JPモルガンは、仮想通貨の扱いについて非常に厳しいことで有名だ。銀行にとってリスクでしかないことを認識したうえで、仮想通貨の利用は同行にとっては選択肢として極力選びたくない選択肢ということになるだろう。もっとも、JPモルガンはリップルネットには既に加盟しており、決済手段として仮想通貨のシステム自体には利用価値があることを認めている。

 

そして、JPモルガンの戦略として、ブロックチェーン分野に技術資金として50億ドルを投資する予定だ。

 

JPモルガンの戦略について

JPモルガンの巨額の投資は、金融機関の生き残りをかけたものだと言える。
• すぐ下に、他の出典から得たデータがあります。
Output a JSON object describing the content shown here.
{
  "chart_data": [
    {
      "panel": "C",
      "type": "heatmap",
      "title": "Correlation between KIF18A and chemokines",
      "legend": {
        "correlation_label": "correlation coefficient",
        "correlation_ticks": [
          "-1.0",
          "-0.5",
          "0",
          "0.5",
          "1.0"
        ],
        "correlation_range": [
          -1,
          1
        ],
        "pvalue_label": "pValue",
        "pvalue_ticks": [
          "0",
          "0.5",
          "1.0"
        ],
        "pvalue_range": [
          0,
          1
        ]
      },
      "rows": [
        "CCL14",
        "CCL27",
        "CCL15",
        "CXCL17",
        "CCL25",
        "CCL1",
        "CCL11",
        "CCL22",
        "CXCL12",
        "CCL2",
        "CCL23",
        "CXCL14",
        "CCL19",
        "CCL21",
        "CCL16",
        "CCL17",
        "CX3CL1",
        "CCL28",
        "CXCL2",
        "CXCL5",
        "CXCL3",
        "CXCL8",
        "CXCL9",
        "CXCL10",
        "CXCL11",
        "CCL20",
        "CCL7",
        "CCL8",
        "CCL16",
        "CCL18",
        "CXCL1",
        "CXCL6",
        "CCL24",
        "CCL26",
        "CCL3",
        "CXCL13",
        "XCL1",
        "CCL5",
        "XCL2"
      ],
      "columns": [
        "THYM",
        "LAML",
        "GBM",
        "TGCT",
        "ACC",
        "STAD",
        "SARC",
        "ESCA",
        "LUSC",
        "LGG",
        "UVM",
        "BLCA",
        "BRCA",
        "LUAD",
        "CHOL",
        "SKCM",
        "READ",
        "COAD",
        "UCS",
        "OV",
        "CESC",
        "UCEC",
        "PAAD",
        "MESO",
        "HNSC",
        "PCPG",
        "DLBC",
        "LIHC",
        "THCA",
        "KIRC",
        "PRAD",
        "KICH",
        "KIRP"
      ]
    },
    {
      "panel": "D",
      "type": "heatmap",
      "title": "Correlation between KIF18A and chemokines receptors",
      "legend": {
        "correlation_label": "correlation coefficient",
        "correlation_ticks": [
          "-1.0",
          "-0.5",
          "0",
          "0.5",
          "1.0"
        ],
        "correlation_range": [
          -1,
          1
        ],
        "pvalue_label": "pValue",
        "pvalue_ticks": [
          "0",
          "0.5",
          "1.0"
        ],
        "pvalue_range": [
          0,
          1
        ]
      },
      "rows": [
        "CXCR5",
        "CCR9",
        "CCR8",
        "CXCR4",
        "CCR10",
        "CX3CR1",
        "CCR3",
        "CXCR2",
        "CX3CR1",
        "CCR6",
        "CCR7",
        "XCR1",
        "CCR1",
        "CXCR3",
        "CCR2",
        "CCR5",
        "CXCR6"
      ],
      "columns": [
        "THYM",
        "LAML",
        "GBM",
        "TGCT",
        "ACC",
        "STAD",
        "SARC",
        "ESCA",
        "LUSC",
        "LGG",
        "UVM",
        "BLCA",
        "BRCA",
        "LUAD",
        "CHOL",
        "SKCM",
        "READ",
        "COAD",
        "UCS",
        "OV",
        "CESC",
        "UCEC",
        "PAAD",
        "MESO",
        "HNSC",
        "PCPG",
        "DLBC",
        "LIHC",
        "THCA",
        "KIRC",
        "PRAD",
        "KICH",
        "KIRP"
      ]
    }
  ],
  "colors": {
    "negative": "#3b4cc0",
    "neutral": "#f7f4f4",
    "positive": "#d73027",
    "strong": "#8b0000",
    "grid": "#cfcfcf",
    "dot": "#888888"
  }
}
リップルやステラなどの決済に強みを持つ仮想通貨においては、必ずしも金融機関に頼る必要のない取引を行うことができる。

 

つまり、ブロックチェーン技術が発展すればするほど、従来の機能しか有しない銀行は淘汰されていく可能性が浮上してくるということだ。JPモルガンは、既存のシステムのデメリットを解消する手段として、ブロックチェーンシステムの採用・技術開発を進めており、リップルやステラなどの仮想通貨と競合することはいとわないと見られている。

 

その為、銀行は将来的に、ブロックチェーンシステムを採用するか、既存のシステムのまま運営するか、仮想通貨を利用するか、3つの選択肢の中から選択を迫られることになることは明白だろう。

 

もっとも国際的な視点からすれば、日本のキャッシュレス化は遅れており、データ化に対する抵抗も決して低くない。しかし、あらゆる資産や資料のほとんどはデータで管理してもその存在意義がかわることはない。

 

JPモルガンによるブロックチェーンシステムの利用も、同行の生き残りのための戦略であり、そのシステムに乗っかるだけでは金融業界全体として未来は限られたものと言えるだろう。

 

今後、JPモルガンによる独自のブロックチェーンの採用は拡大していくと見て間違いない。しかし、決済分野に対する競合プロジェクトは少なくないため、より一層深化した機能が求められていくだろう。